Arm has created a new version of its microNPU (neural processing unit) IP that is suitable for use alongside Cortex-A CPU cores in application processors. Lead licensee NXP plans to use this IP in an upcoming family of application processors that can handle AI application such as pose estimation, multi-face recognition and object detection in videos, and speech recognition beyond basic keyword spotting.
Arm’s existing microNPU product, the Ethos-U55, launched in February 2020, is aimed at microcontroller-class products alongside Cortex-M cores. It provides up to 0.5 TOPS of acceleration (based on smaller geometries such as 16 or 7 nm, running at 1 GHz), with between 3 and 256 multiply-accumulate units (MACs). Arm’s portfolio also has the Ethos-N77, N57 and N37 which offer 4, 2 and 1 TOPS, respectively.
The Ethos-U65 is designed to maintain the Ethos-U55’s power efficiency while doubling the MACs available – up to 512 parallel MACs at 1GHz – for a total of 1 TOPS. This power/performance combination is specifically for use alongside Cortex-A cores in application processor-class devices. The Ethos-U line’s native support for ML operators has also been updated and expanded, according to Arm.
Lead technology partner (and lead licensee) NXP worked closely with Arm on the defining system-level aspects of the Ethos-U65 and has said that it will integrate the Ethos-U65 IP into its next generation of i.MX application processors.
The architecture NXP has in mind for an AI applications processor would see the Ethos-U65 microNPU sitting alongside Cortex-M and Cortex-A cores, explained Ben Eckermann, Chief Engineer of AI/ML Hardware, NXP. The Cortex-A runs the application, handling drivers for (say) a microphone or camera, and presenting a workload to the NPU. The microNPU and the Cortex-M compute the machine learning workload and present the answer back to the Cortex-A.
“Just like an Ethos-U55, [the Ethos-U65] relies on a Cortex-M processor to be somewhere nearby in the system, just in case there are machine learning operators from the neural network which do not make sense to be offloaded entirely in hardware,” Eckermann said. “There are a lot of machine learning operators which are rarely called and may not justify being implemented purely in hardware.”
The flexibility offered by the Cortex-M in this configuration also allows a certain amount of future-proofing, Eckermann said.
The U65 has been given wider internal system buses than the U55, and has been tailored to cope with the extra buffering and latency associated with DRAM (common in systems that use application processors, whereas Cortex-M systems typically use SRAM).
Populating the portfolio
NXP is filling out its portfolio of AI-enabled SoCs.

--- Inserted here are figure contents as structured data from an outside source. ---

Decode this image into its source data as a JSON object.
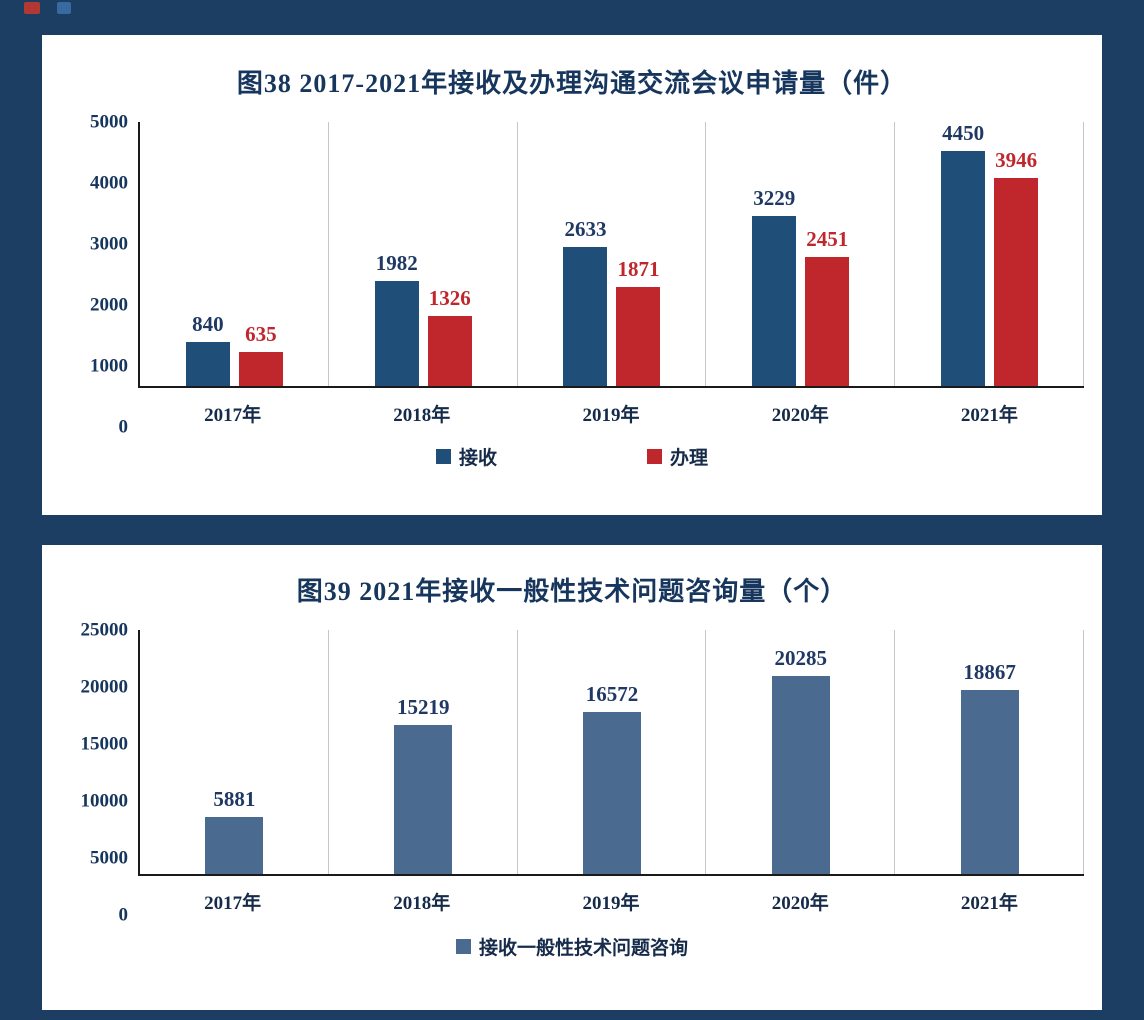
{
  "page": {
    "background_color": "#1d3e63",
    "panel_color": "#ffffff"
  },
  "charts": [
    {
      "type": "bar",
      "title": "图38  2017-2021年接收及办理沟通交流会议申请量（件）",
      "categories": [
        "2017年",
        "2018年",
        "2019年",
        "2020年",
        "2021年"
      ],
      "series": [
        {
          "name": "接收",
          "color": "#1f4e79",
          "label_color": "#1f3864",
          "values": [
            840,
            1982,
            2633,
            3229,
            4450
          ]
        },
        {
          "name": "办理",
          "color": "#c0272d",
          "label_color": "#c0272d",
          "values": [
            635,
            1326,
            1871,
            2451,
            3946
          ]
        }
      ],
      "ylim": [
        0,
        5000
      ],
      "yticks": [
        0,
        1000,
        2000,
        3000,
        4000,
        5000
      ],
      "legend_position": "bottom",
      "grid": "vertical-separators"
    },
    {
      "type": "bar",
      "title": "图39  2021年接收一般性技术问题咨询量（个）",
      "categories": [
        "2017年",
        "2018年",
        "2019年",
        "2020年",
        "2021年"
      ],
      "series": [
        {
          "name": "接收一般性技术问题咨询",
          "color": "#4a6b8f",
          "label_color": "#1f3864",
          "values": [
            5881,
            15219,
            16572,
            20285,
            18867
          ]
        }
      ],
      "ylim": [
        0,
        25000
      ],
      "yticks": [
        0,
        5000,
        10000,
        15000,
        20000,
        25000
      ],
      "legend_position": "bottom",
      "grid": "vertical-separators"
    }
  ]
}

The company’s previously announced i.MX 8M+ application processors have an NPU AI accelerator block alongside dual or quad Cortex-A53 cores. The NPU IP included in these products is not from Arm. It’s a Verisilicon design that offers 2.3 TOPS, enough for scene segmentation, live video face and object recognition or speech accent interpretation. At the lower end of the spectrum, NXP’s microcontrollers with Arm Ethos-U55 NPUs can handle person detection, wake word detection and video denoising.
Ethos-U65-enabled products will sit in between these two product categories, handling AI applications like multi-face recognition, more involved speech recognition, or pose estimation. Any new products in this category will therefore not overlap with the i.MX 8M+, said Eckermann.